Moja znajoma doświadcza jakichś zjawisk w swoim mieszkaniu, mówi cały czas, że często coś na nią napiera w czasie snu i nie może się ruszyć, widzi czasem jakieś osoby w mieszkaniu w nocy, jej córka również. Nawet jej mama potwierdziła, że coś u nich jest dziwnego, a wątpię by starsza babka jakieś ściemy opowiadała. Tylko, że ta znajoma się w ogóle nie boi, żyje sobie z tym czymś co tam sobie krąży i akceptuje. Ja to bym chyba musiała się wyprowadzić.

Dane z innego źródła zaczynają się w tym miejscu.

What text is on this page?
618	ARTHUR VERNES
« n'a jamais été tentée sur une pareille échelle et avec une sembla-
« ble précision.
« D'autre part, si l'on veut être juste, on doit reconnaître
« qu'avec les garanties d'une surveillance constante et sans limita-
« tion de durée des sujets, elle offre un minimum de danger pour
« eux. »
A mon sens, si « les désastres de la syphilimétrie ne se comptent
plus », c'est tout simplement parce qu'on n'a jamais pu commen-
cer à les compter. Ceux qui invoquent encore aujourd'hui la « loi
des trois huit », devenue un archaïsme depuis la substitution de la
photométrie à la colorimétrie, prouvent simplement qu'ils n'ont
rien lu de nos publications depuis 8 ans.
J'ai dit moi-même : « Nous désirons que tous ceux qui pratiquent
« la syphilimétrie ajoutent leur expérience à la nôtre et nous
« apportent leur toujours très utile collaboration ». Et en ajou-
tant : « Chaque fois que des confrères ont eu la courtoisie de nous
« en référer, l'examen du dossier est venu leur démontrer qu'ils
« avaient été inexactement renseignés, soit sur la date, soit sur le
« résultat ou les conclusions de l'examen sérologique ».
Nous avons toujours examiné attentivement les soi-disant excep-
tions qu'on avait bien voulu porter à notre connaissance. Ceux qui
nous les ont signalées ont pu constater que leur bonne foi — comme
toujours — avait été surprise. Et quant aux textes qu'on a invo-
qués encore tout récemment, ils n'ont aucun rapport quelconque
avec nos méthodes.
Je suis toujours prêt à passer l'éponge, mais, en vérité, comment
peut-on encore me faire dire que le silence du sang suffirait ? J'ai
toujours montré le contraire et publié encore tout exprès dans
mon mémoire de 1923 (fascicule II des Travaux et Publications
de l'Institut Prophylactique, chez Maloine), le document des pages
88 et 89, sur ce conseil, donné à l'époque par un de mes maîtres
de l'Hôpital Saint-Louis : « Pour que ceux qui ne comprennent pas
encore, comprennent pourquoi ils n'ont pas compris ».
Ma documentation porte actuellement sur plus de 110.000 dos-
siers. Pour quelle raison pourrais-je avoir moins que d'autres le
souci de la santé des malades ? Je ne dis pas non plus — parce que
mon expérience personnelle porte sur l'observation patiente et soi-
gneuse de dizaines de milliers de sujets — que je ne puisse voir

U dziadka mojej koleżanki coś szoruje po podłodze w nocy na poddaszu, tak jakby ktoś zamiatał.

Babcia moja nie mogła sobie poradzić ze stratą swojej córki (mojej mamy) i często mówiła, że ją widuje u siebie w mieszkaniu. Biały gołąb to duch święty, kiedyś na cmentarzu szliśmy do mamy na grób i biały gołąb się do nas przyczepił, po prostu chodził za nami i nie dał się przegonić. Wydaje mi się, że to była ona.

I jeszcze mam jedną koleżankę u której coś ewidentnie było w domu rodzinnym, bo wielokrotnie mówiła że się coś tłucze, albo krzesło było przesunięte, zamieszkała w swoim mieszkaniu i to wszystko ustało - rzeczy działy się u niej w pokoju.

ocenił(a) film na 8
Jestem_nieznosna

Ciekawe historie.
Też nie mógłbym mieszkać w nawiedzonym domu.
Nie jestem mężny jak Conan i mam bogatą wyobraźnię :)

ocenił(a) film na 9
Lisowczyk

Dlatego ja zawsze się dziwię, że w filmie wszyscy idą wszystko sprawdzić, podczas gdy pewnie by się schowali do szafy w realnym życiu. ;)

Lisowczyk

Kiedyś zastałam zapalone światło w łazience i zamknięte drzwi. No OK, nic takiego. Nikogo w środku nie było, drzwi otworzyłam, a światło zgasiłam. Poszłam opierniczyć bratanka, żeby światło po sobie gasił, ale on twierdził, że nie był w łazience. Wracam, drzwi znowu zamknięte, światło zapalone. Wystraszyłam się nie na żarty, bo nikogo poza nami i moją mamą w domu nie było. Fizycznie nie było nikogo w pobliżu łazienki, więc nikt z domowników nie mógł sobie żartować w ten sposób. Późnym wieczorem przyjechał kuzyn z informacją, że babcia zmarła...

ocenił(a) film na 8
Genma

Ciekawa historia :) Dzięki :)

ocenił(a) film na 8
Genma

Moi rodzice będąc nastolatkami wywoływali duchy i mojej babci razem ze swoimi znajomymi.
W pewnym momencie talerze zaczęły kręcić się w kółko na stole.
Kiedy zbierali się do wyjścia drzwi wejściowe trzasnęły z całej siły.
Mój tata musiał potem odprowadzać koleżanki do ich domów a potem sam wracał do swojego w nocy kilkanaście kilometrów.

ocenił(a) film na 8
Lisowczyk

u mojej babci

ocenił(a) film na 8
Lisowczyk

A dziadkowie spali sobie smacznie w pokoju obok.